Impagabili e coraggiose le studiose che da anni si sono occupate del ruolo delle donne nel mondo antico. Eva Cantarella ha insegnato Diritto romano e greco all’Università di Milano, e la sua voce si è sempre levata per abbattere le differenze di genere. I suoi studi del mondo antico hanno prodotto una serie di stimolanti pubblicazioni che hanno permesso a molte donne di avere consapevolezza di quanto sia stato difficile combattere l’idea dell’inferiorità del genere femminile così radicato nel mondo antico e tuttora non definitivamente sconfitta. Francesca Cenerini, che insegna “Storia sociale del mondo antico” e “Storia delle donne nel mondo classico” all’Università di Bologna, si è spesso interessata alla rappresentazione della condizione femminile di età romana attraverso l’analisi della documentazione epigrafica.

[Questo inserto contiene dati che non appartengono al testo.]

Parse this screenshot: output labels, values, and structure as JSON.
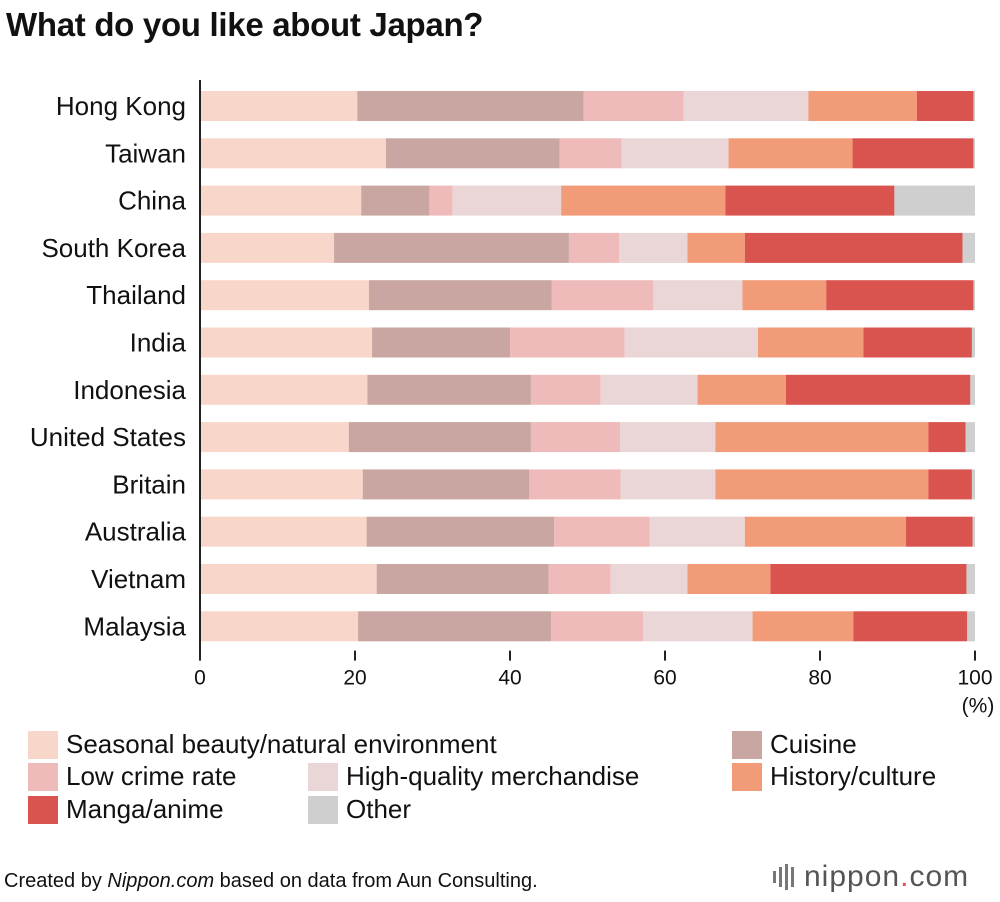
{
  "title": "What do you like about Japan?",
  "unit_label": "(%)",
  "source": {
    "prefix": "Created by ",
    "site": "Nippon.com",
    "suffix": " based on data from Aun Consulting."
  },
  "brand": {
    "name": "nippon",
    "dot": ".",
    "tld": "com"
  },
  "colors": {
    "seasonal": "#f8d6c9",
    "cuisine": "#c9a6a1",
    "crime": "#efbaba",
    "merch": "#ead6d6",
    "history": "#f19b79",
    "manga": "#d9534f",
    "other": "#cfcfcf"
  },
  "chart_data": {
    "type": "bar",
    "orientation": "horizontal",
    "stacked": true,
    "xlim": [
      0,
      100
    ],
    "xticks": [
      0,
      20,
      40,
      60,
      80,
      100
    ],
    "categories": [
      "Hong Kong",
      "Taiwan",
      "China",
      "South Korea",
      "Thailand",
      "India",
      "Indonesia",
      "United States",
      "Britain",
      "Australia",
      "Vietnam",
      "Malaysia"
    ],
    "series": [
      {
        "key": "seasonal",
        "name": "Seasonal beauty/natural environment",
        "values": [
          20.3,
          24.0,
          20.8,
          17.3,
          21.8,
          22.2,
          21.6,
          19.2,
          21.0,
          21.5,
          22.8,
          20.4
        ]
      },
      {
        "key": "cuisine",
        "name": "Cuisine",
        "values": [
          29.2,
          22.4,
          8.8,
          30.3,
          23.6,
          17.8,
          21.1,
          23.5,
          21.5,
          24.2,
          22.2,
          24.9
        ]
      },
      {
        "key": "crime",
        "name": "Low crime rate",
        "values": [
          12.9,
          8.0,
          3.0,
          6.5,
          13.1,
          14.8,
          9.0,
          11.5,
          11.8,
          12.3,
          8.0,
          11.9
        ]
      },
      {
        "key": "merch",
        "name": "High-quality merchandise",
        "values": [
          16.1,
          13.8,
          14.0,
          8.8,
          11.5,
          17.2,
          12.5,
          12.3,
          12.2,
          12.3,
          9.9,
          14.1
        ]
      },
      {
        "key": "history",
        "name": "History/culture",
        "values": [
          14.0,
          16.0,
          21.2,
          7.4,
          10.8,
          13.6,
          11.4,
          27.5,
          27.5,
          20.8,
          10.7,
          13.0
        ]
      },
      {
        "key": "manga",
        "name": "Manga/anime",
        "values": [
          7.3,
          15.6,
          21.8,
          28.1,
          19.0,
          14.0,
          23.8,
          4.8,
          5.6,
          8.6,
          25.3,
          14.7
        ]
      },
      {
        "key": "other",
        "name": "Other",
        "values": [
          0.2,
          0.2,
          10.4,
          1.6,
          0.2,
          0.4,
          0.6,
          1.2,
          0.4,
          0.3,
          1.1,
          1.0
        ]
      }
    ]
  }
}
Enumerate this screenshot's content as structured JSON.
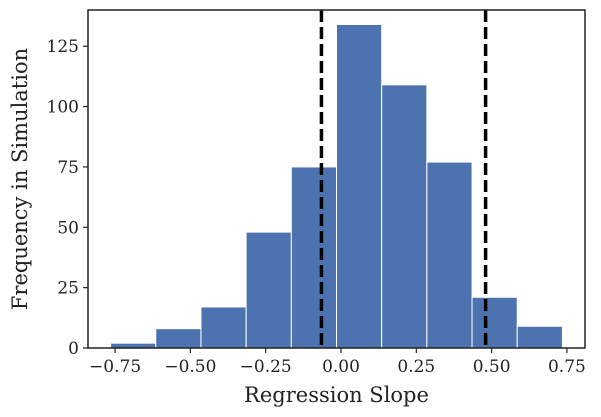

Il libro “La donna romana. Modelli e realtà”, Il Mulino, pubblicato nel 2002, sempre di consigliabile lettura, mette a fuoco con indagini approfondite la vita della donna romana in tutti i suoi aspetti, il ruolo sociale ed economico e la dimensione quotidiana. Nonostante sporadici episodi, l’educazione femminile non aveva mai lo scopo di preparare una donna a un ruolo diverso da quello domestico e riproduttivo. Poche le donne che sapevano leggere e scrivere e in grado di istruire i figli. Le eccezioni riguardavano le appartenenti a élite cittadine che tuttavia passavano sempre attraverso il controllo maschile.